Читать ««Во вкусе умной старины...»» онлайн - страница 41

Константин Соловьев

Н.М. Карамзин первым сделал русский язык языком современной европейской культуры, он всей своей жизнью закрыл брешь между провинциальной (по отношению к Европе) русской словесностью и вполне европейским сознанием большинства русских дворян. В итоге — на всю первую треть XIX века Карамзин стал самым читаемым автором, причем с одинаковым интересом читались самые разные его произведения: и «Дневник русского путешественника», и сентиментальные повести, и «История государства Российского». А в 90-е годы XVIII века, издаваемый Карамзиным «Московский журнал» был самым популярным в провинции периодическим изданием.

По мере того, как чтение книг и журналов становилось привычным делом, вырабатывалась особая практика, утверждавшая за книгой обязательное время в усадебном распорядке. Книги читали или перед обедом, или вечером. Преобладающей манерой чтения среди помещиков стало чтение вслух. Это, конечно, не значит, что книг не читали в одиночестве. Но чтение вслух вводило книгу в ряд общих усадебных занятий, таких, как прогулка или обед, и было близко старому обычаю что-либо делать под пение сенных девушек. В таком виде чтение было привычнее старшему поколению помещиков, становилось семейным делом.

Книги, за которыми в XVIII века надо было ездить в Москву, в начале XIX века приобретали у разносчиков. В Москве их только переплетали, например, у известного переплетчика Никиты Водопьянова за 30–40 копеек том: «опрятно, чистенько, хотя и непрочно». Книгами начинали гордиться. Век Просвещения наступил и в России.

Очерк XII

Семья

Слова: «усадьба» и «деревня» значили на рубеже XVIII— Х!Х веков гораздо больше, чем местность или дом. Упоминание деревни в письме или разговоре могло означать отставку (или опалу), хозяйственные заботы или летний отдых. А могло — и женитьбу, устройство семейных дел.

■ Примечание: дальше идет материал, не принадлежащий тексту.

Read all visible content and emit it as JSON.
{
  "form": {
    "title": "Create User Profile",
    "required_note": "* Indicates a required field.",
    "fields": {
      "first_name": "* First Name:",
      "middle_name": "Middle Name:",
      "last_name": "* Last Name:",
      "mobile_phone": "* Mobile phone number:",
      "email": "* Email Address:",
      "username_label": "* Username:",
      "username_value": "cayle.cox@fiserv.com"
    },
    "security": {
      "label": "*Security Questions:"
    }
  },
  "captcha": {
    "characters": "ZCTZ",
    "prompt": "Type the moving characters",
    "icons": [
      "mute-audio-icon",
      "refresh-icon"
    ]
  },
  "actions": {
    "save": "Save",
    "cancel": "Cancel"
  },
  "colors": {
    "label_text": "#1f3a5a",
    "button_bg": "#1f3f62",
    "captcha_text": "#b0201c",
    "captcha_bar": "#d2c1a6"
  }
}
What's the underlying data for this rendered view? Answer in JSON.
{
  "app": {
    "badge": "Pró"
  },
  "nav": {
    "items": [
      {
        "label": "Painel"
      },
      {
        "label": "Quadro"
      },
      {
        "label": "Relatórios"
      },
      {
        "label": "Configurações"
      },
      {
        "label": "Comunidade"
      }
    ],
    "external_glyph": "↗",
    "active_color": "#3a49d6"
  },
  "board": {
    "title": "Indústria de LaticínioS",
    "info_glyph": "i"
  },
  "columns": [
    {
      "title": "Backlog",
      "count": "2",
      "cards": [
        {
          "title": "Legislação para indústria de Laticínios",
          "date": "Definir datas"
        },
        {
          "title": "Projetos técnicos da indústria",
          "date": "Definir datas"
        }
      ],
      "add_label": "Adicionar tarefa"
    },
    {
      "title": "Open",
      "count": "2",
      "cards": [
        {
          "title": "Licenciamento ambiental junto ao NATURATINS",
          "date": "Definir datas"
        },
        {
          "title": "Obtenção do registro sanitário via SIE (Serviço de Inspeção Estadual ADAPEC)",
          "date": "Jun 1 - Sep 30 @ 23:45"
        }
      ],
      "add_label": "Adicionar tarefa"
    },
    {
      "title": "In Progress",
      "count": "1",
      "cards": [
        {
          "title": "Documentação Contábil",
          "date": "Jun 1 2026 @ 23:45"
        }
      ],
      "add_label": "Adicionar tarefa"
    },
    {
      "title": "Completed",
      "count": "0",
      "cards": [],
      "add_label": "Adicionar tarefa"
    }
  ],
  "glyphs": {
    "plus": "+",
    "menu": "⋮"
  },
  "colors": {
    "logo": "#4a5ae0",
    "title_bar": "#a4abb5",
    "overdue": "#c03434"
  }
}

«Пресытясь буйным наслажденьем Пресытясь ласками Цирцей Шепчу я часто с умиленьем В тоске задумчивой моей Нельзя ль найти любви надежной? Нельзя ль найти подруги нежной, С кем мог бы в счастливой глуши Предаться неге безмятежной И чистым радостям души?»

В этом послании Е.А.Баратынского к Н.М.Коншину (1821 г.) сквозь сентиментальный мотив «неги безмятежной» в «счастливой глуши» просвечивает вполне прозаичная триада: отставка-женитьба-деревня.

Переселяясь в усадьбу, дворянин как бы выпадал из одного культурного пространства — полка, канцелярии, английского клуба, и возвращался в ту полузабытую обстановку, в которой он когда-то рос. В его жизни все более и более значимыми становились отношения супружества, «вертикальные» связи поколений и «горизонтальные» — с братьями, сестрами, дядюшками-тетушками и более отдаленной, но такой теперь близкой (территориально) провинциальной родней.